What is the right way to train a network for two tasks simultaneously?

Ozan · May 5, 2019, 4:51pm

Hi,

I am training a network for two separate tasks. My feature extractor F (e.g., resnet) features are fed two small networks with fully connected layers (and some nonlinearities), T1 and T2. So,

T1(F(Input1)) = Output 1
T2(F(Input2)) = Output 2

I’ve set up the model such that its input is input1 and input2:

pred1, pred2 = model(input1, input2)

loss = lossfn(pred1, label1) + lossfn(pred1, gt2)
optimizer.zero_grad()
loss.backward()
optimizer.step()

Here I have a problem. Since inputs 1 & 2 share the same feature extractor, I am afraid that the gradients are corrupted. In code, I essentially have a feature extractor + task1 network + task2 network. Although task1 only receives input from input1 (ie first term in model(., .). the backward path is shared with task 2.

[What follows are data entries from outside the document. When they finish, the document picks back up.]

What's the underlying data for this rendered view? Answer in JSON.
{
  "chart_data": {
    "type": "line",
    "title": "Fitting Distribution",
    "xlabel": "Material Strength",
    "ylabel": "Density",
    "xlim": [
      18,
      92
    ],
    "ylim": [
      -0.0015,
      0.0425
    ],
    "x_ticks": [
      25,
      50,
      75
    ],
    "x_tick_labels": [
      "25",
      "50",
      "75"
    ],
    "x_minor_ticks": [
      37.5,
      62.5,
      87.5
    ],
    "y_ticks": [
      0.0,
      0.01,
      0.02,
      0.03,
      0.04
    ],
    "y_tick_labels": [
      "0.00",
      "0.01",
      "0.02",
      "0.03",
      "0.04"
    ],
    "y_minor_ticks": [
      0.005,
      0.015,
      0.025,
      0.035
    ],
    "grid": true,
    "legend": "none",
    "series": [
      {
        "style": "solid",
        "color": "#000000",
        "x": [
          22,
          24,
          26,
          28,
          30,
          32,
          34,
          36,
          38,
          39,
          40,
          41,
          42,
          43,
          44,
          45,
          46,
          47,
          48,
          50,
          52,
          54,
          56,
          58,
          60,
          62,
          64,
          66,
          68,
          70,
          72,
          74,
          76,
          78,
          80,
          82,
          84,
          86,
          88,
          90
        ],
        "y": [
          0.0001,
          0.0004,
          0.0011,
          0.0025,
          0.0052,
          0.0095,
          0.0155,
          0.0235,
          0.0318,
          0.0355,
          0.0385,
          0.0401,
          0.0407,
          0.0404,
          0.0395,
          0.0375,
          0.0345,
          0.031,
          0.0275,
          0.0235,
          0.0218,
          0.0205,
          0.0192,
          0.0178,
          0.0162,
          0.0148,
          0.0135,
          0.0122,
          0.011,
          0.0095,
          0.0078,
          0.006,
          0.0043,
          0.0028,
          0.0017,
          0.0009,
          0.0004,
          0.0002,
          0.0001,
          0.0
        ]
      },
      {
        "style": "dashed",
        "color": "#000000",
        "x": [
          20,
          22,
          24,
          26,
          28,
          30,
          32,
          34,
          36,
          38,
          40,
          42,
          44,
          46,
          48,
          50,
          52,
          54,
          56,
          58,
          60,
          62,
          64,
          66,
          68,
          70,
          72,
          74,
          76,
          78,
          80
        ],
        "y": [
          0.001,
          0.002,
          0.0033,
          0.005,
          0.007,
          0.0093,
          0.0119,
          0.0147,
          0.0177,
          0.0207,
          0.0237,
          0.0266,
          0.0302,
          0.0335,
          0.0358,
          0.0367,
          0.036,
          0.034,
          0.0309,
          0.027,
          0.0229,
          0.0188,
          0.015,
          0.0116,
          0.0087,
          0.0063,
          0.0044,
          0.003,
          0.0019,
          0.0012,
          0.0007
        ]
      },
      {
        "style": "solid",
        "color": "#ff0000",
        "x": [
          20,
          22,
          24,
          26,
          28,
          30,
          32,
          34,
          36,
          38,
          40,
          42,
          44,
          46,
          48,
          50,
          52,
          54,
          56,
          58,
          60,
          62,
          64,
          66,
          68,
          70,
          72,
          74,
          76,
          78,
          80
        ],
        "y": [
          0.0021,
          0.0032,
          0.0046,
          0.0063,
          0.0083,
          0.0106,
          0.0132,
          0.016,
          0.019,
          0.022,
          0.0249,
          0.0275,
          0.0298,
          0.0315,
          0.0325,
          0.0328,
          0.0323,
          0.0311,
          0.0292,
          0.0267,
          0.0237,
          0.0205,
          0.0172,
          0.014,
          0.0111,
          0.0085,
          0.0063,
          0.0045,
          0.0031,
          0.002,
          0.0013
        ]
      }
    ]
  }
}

Alternatively, I did this:

pred1, _ = model(input1, None)
optimizer.zero_grad()
loss = lossfn(pred1, label1)
loss.backward()
optimizer.step()

_, pred2 = model(input2, None)
optimizer.zero_grad()
loss = lossfn(pred2, label2)
loss.backward()
optimizer.step()

This way, I only use the backward path once per task.

Is this the right way to do it?
I essentially want to train for separate tasks simultaneously, not letting one task get better while losing accuracy on the other.

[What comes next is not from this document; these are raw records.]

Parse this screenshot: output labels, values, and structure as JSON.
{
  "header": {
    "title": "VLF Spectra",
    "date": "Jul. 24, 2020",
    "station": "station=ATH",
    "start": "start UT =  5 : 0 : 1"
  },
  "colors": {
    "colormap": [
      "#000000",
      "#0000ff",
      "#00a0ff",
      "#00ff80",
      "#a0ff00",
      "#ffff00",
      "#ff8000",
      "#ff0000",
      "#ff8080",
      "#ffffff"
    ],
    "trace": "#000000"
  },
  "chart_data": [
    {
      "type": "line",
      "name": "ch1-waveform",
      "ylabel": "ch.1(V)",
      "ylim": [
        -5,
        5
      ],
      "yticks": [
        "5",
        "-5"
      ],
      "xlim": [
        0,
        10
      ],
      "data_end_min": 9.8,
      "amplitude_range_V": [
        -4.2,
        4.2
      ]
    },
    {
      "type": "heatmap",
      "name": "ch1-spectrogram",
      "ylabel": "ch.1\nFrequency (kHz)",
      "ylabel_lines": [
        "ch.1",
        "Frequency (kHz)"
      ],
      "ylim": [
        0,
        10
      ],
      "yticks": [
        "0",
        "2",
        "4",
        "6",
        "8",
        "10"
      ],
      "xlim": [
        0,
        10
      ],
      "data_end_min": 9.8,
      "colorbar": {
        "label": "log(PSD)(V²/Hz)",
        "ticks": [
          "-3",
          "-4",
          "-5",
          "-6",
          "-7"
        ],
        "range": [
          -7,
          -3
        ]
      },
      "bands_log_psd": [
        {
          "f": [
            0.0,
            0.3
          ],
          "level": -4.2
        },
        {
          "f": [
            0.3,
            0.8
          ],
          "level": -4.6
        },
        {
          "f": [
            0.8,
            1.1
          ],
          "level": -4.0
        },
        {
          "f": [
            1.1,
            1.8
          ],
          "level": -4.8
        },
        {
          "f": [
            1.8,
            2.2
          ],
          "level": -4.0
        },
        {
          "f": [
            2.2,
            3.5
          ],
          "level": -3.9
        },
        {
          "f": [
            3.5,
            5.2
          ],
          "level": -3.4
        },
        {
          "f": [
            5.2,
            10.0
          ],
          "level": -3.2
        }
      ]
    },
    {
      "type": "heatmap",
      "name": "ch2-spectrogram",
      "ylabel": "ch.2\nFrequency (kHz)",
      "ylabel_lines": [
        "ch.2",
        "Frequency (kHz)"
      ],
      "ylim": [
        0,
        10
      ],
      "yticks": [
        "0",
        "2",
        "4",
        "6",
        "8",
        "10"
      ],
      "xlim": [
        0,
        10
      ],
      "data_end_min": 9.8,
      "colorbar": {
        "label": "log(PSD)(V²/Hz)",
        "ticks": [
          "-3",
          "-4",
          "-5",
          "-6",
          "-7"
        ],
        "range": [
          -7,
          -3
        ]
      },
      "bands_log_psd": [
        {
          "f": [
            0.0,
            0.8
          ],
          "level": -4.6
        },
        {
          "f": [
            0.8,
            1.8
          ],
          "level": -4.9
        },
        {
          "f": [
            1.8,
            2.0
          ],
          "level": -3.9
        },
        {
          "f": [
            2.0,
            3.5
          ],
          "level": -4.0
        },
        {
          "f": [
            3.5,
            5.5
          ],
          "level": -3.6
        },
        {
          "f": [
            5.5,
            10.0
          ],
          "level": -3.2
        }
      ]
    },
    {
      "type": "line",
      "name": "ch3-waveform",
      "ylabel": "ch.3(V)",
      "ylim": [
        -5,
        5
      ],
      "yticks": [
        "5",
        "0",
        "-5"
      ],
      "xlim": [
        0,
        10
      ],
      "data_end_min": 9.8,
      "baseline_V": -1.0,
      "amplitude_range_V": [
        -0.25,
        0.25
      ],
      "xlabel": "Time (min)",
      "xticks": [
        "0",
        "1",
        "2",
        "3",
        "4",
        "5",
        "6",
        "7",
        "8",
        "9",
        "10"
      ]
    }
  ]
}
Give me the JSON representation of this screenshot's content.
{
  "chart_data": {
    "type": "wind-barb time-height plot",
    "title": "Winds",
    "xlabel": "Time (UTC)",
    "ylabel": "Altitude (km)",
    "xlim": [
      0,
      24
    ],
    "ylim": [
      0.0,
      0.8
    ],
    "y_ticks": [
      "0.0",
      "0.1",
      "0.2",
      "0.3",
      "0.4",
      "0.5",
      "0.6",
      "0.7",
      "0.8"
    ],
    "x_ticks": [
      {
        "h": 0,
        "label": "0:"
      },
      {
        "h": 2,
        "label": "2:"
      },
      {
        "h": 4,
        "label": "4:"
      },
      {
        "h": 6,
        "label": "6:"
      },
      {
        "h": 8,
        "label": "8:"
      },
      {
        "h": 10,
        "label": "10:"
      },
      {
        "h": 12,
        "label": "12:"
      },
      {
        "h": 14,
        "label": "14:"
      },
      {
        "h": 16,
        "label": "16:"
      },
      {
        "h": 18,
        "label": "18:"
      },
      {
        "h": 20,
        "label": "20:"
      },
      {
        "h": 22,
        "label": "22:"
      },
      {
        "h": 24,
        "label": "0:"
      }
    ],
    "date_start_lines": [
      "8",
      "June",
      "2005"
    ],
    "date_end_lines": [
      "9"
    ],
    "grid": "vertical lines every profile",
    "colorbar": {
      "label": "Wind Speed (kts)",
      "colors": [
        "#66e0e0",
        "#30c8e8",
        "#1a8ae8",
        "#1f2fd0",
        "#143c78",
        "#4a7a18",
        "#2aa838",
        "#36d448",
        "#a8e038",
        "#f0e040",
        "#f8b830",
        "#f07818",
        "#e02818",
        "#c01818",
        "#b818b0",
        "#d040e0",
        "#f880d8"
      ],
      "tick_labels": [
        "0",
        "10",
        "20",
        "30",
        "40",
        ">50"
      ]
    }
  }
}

The inputs are not the same, but they are similar, so feature extractor actually can extract reasonable representations.

Thank you!

MariosOreo · May 6, 2019, 6:39am

Hello @Ozan,

These two approaches did the same thing and they will get the same results, the first way is neater. Because the backward perform accumulation of gradient w.r.t. loss of each task, you don’t need worry the gradients will be corrupted.

Thus, both way is correct in your use case.
(If I misunderstand it, correct me please.)